7.田之上ミツキ という人間兵器
文字数 1,808文字
ミツキは、アオイを平手打ちした事で動揺したまま、フリースクールから歩いて15分ほどの戸建て住宅に帰り着く。
ミツキとアオイを人間兵器に改造した科学者、レノックス慧子が居間から廊下に現れ、ミツキに話しかけてくる。
フリースクール初日は、どうだった? 山科アオイに会った?
会いました。アオイさんが、フリースクールを「傷モノのたまり場」と言ったから、叩いちゃいしました。
はい、ビンタって言うんですか? こうやって、手のひらでほっぺたを。
ミツキ、右の手のひらで自分の右ほほを叩いてみせる。手のひらにアオイを叩いた時の痛みがよみがえる。
そんなことして、アオイから放電されたら、どうするつもりだったの!
博士は、おっしゃました。山科アオイは、周りに人がいる時は巻き添えを恐れて非接触放電しないと。私たちの周りには子どもたちがいました。
ミツキは、アオイと二人きりの場面でアオイを平手打ちしたことは隠す。
私があなたに勘違いさせてしまったようね。2年前までのアオイは、非接触放電するのを恐れていた。しかし、2年間の逃亡生活があの子を変えていても不思議はない。まして、急にあなたから平手打ちされて、反射的に放電してこなかったのは、あなたが幸運だったとしか言いようがない。
すみません。不注意でした。
(心の中で)ウソをつき続けるのは辛いから、アオイさんを叩いたことまでは、話した。でも、あの時ふたりだけだったことは、言わない。そうでなくても、使い物にならないのではないかと疑われている。これ以上、つつかれたくない。
CIA の工作員、パトリック・マスムラが慧子の後ろから顔を見せた。
アオイさんは、自分がひどいことを言ったと認めて、世界中のフリースクールの仲間に、謝ってくれました。私は、あの人は、そんなに悪い人じゃないと思いました。

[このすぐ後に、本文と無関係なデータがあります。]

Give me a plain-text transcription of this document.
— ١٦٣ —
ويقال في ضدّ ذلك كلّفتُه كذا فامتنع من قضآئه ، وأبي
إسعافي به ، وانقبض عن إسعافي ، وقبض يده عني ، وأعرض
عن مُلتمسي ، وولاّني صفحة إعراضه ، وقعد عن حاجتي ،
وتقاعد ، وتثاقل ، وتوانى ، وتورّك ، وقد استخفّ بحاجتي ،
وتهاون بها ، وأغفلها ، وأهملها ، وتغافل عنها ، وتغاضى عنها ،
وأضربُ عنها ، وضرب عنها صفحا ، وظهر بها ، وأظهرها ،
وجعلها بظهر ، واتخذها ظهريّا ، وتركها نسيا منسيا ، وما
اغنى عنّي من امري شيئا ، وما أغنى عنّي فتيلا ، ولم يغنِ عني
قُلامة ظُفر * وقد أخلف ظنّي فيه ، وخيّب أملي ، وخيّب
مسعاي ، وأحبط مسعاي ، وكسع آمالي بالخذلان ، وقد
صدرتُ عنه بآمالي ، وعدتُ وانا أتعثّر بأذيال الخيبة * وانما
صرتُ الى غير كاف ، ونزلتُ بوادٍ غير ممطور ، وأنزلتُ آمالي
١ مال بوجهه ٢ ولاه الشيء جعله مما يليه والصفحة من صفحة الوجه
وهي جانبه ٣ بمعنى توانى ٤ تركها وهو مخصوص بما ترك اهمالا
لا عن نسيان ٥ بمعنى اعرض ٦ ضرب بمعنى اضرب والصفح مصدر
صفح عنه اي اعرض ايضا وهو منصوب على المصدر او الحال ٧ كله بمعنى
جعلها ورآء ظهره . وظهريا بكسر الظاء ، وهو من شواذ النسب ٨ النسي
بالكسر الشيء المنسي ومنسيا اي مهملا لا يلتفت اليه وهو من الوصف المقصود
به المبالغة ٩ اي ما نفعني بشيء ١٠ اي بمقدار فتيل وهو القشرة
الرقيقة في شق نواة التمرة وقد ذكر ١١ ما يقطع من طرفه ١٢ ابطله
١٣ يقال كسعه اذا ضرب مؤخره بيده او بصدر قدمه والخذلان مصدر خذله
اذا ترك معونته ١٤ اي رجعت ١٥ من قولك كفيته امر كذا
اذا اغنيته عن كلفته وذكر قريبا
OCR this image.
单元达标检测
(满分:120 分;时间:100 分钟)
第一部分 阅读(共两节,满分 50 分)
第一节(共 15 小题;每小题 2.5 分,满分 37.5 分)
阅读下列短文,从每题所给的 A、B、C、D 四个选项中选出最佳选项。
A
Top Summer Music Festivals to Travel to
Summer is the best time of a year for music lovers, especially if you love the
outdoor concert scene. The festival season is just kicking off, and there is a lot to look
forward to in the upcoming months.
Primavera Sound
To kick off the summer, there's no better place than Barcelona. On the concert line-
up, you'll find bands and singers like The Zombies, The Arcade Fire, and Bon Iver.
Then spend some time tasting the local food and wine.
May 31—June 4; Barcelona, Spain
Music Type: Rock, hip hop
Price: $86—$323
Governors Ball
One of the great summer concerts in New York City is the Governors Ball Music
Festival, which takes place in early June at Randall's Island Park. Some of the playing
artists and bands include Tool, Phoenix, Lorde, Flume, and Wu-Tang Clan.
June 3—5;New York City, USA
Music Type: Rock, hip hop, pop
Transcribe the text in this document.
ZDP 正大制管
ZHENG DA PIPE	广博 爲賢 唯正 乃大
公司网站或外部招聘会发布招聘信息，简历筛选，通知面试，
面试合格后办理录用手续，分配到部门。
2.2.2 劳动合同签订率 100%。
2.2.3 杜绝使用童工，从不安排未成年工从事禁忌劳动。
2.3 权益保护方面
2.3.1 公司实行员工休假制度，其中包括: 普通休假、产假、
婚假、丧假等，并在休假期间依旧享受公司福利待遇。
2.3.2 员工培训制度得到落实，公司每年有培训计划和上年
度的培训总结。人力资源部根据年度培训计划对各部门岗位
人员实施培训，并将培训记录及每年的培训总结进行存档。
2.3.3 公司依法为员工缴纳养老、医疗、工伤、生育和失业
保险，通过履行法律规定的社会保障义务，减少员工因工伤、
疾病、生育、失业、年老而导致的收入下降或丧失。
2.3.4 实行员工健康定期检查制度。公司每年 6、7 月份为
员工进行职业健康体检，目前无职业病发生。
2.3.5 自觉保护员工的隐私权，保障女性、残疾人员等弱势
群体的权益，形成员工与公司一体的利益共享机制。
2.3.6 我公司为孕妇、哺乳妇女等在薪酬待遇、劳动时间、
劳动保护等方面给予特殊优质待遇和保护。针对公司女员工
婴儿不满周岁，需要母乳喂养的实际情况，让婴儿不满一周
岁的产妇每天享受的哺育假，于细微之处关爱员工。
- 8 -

ミツキ君、勘違いしてはいけない。君は、山科アオイが悪人だから始末するわけではない。仮に山科アオイが天使のように素晴らしい人間だったとしよう。だが、そのアオイがアメリカ合衆国に敵対する国家やテロリストの手に落ちたら、どうなると思う? アオイを模倣した人間兵器が作られ、それがアメリカ人を襲ってくる。それだけは、絶対に避けなければならない。だから、君はアオイを抹殺するのだ。
ミツキは、山科アオイを抹殺するために差し向けられた刺客だった。
NSA(国家安全保障局)の電子的監視網がアオイが若者に非接触放電する監視カメラの映像を捉えていた。国防総省はミツキとレノックス博士に、アオイ抹殺指令を出し、二人はCIAアジア太平洋局のスペシャルエージェント/パトリック・マスムラのサポートを得て作戦行動に入っていた。
アオイさんがアメリカの敵の手に渡るのを防ぐだけなら、生きたまま捕らえてCIAに連れ戻せば済むことです。それを抹殺してしまうのは、「見せしめ」なのではないですか? 「CIAに逆らってみろ。血の果てまで追って殺してやる」――CIAは、他の人間兵器にそれを見せつけたいのです。
ミツキ君、それは誤解だ。相手が人間なら、武器を取り上げ拘束すれば無害化できる。だが、人間兵器は身体そのものが兵器だ。破壊してしまう以外、無害化する方法がないのだ。
ということは、もし、私がアオイさんを殺すのと拒んだら、私も破壊されるということですか?
あなたが脱走さえしなければ、すぐにあなたを破壊したりはしない。しかし、いつまでも暗殺任務を拒み続けると、合衆国への反逆者とみなされて廃棄処分される可能性がゼロではない。
君は、普通の人間ではない。人間兵器だ。兵器が期待した機能を果たさないなら、廃棄処分するしかない。
ミツキとアオイが、また偶発的に衝突するのが心配です。エージェント・マスムラ、フリースクールにCIAの工作員を送り込んでください。ミツキとアオイを観察させ、アオイを殺せるベストタイミングで、ミツキに暗殺実行を指示させましょう。
私は、もう疲れました。部屋に行って、休んでいいですか?
ええ、ゆっくりお休みなさい。そして、明日からは、アオイと穏やかに接して、アオイにあなたのことを信頼させるように。わかったわね。
わかっています。アオイさんに私を信用させてから、鮮やかに裏切ってみせます。